Gaia Union: peer to peer worlding: click image
“Gaia” is inspired by the environmental interests of FemCon, a feminist gaming convention in Umeå, Sweden. For Gaia you will create either • a paper & handout or • poster & pics (which determined by lot earlier, whichever one you did not do for A Gathering). You may work on these individually or with a partner.

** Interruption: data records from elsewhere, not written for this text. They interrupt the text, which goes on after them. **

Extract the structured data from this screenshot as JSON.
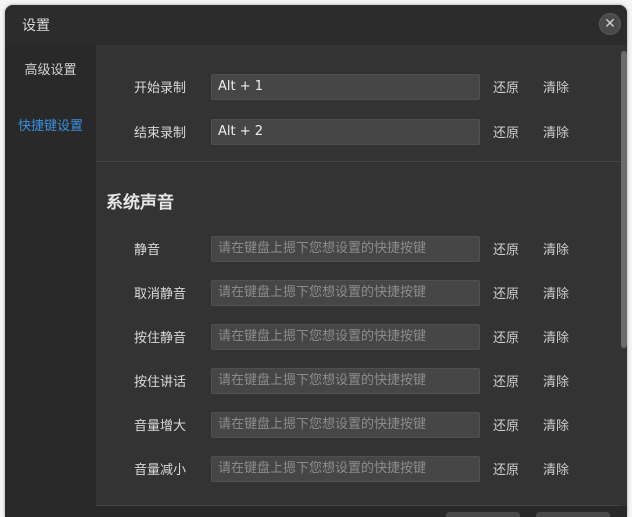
{
  "window": {
    "title": "设置"
  },
  "sidebar": {
    "items": [
      {
        "label": "高级设置"
      },
      {
        "label": "快捷键设置"
      }
    ]
  },
  "recording": {
    "rows": [
      {
        "label": "开始录制",
        "value": "Alt + 1",
        "restore": "还原",
        "clear": "清除"
      },
      {
        "label": "结束录制",
        "value": "Alt + 2",
        "restore": "还原",
        "clear": "清除"
      }
    ]
  },
  "system_sound": {
    "title": "系统声音",
    "rows": [
      {
        "label": "静音",
        "placeholder": "请在键盘上摁下您想设置的快捷按键",
        "restore": "还原",
        "clear": "清除"
      },
      {
        "label": "取消静音",
        "placeholder": "请在键盘上摁下您想设置的快捷按键",
        "restore": "还原",
        "clear": "清除"
      },
      {
        "label": "按住静音",
        "placeholder": "请在键盘上摁下您想设置的快捷按键",
        "restore": "还原",
        "clear": "清除"
      },
      {
        "label": "按住讲话",
        "placeholder": "请在键盘上摁下您想设置的快捷按键",
        "restore": "还原",
        "clear": "清除"
      },
      {
        "label": "音量增大",
        "placeholder": "请在键盘上摁下您想设置的快捷按键",
        "restore": "还原",
        "clear": "清除"
      },
      {
        "label": "音量减小",
        "placeholder": "请在键盘上摁下您想设置的快捷按键",
        "restore": "还原",
        "clear": "清除"
      }
    ]
  },
  "icons": {
    "close": "close-icon"
  },
  "colors": {
    "accent": "#3a8fe0",
    "window_bg": "#333334",
    "sidebar_bg": "#29292a",
    "input_bg": "#464647"
  }
}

With the help of Nardi, Pearce & Artemesia, or Taylor, you will analyze feminist processes of play, worlding and games as activist actions. You will either begin from • the most urgent feminist issue you care about, exploring gaming and/or virtual world practices that might speak to it; or you will begin from • your own most valued game or virtual world, and analyze its possibilities for the feminist values you most care to embody. ALWAYS make a point of connecting projects to class readings, activities, and discussions. ALWAYS use a standard model for citation and bibliography, even on posters. NOTICE how useful the website Not Your Mama’s Gamer will be here! You may also want to use the web to follow-up or look in greater detail at the kinds of worldings feminisms explore today and ways all of these are promoted in popular and scholarly media.

Remix additions: flip cameras at WMST: Papers and posters may include a range of media creativities, in addition to their analytic aspects. Media fandoms are known for creative work: drawing, mashups, remix, vids, machinima, and more. Any of these may be ADDED to a project if you like. Women’s Studies now has a library of flip cameras for video projects, and you can check one out for a week at a time on a first come, first served basis. Notice that these techno-crafty things are enhancements to the basic project, not a substitute for one, or the only platform! They must be accompanied by a paper or poster no matter what. This is an opportunity to enjoy media learning in alternative forms, but these additions are entirely at your own discretion and pleasure!

Exploring these topics and themes as if at a con means that by attending and listening we will all benefit from the hard work of everyone. Notice that both sorts of projects in both cons should be begun several weeks ahead of their due dates. Not only do you need this time to do any additional research or reading, but to get good grades you need to • write papers in at least three drafts, and • plan out posters carefully to demonstrate both the results of your research and also how you got to those results.

Obviously attending class faithfully and taking good notes will make all this work a lot easier. Lecture materials are displayed on the class website, to be reviewed at any time. In college courses ALWAYS use your projects to demonstrate how you uniquely put together, or synthesize, class readings, mini-lectures and discussion. Make a point of displaying that you are doing all the reading and attending all the classes. Doing this clearly and carefully will demonstrate that this is your own work, and ensure your credit for honesty and for real engagement with the course.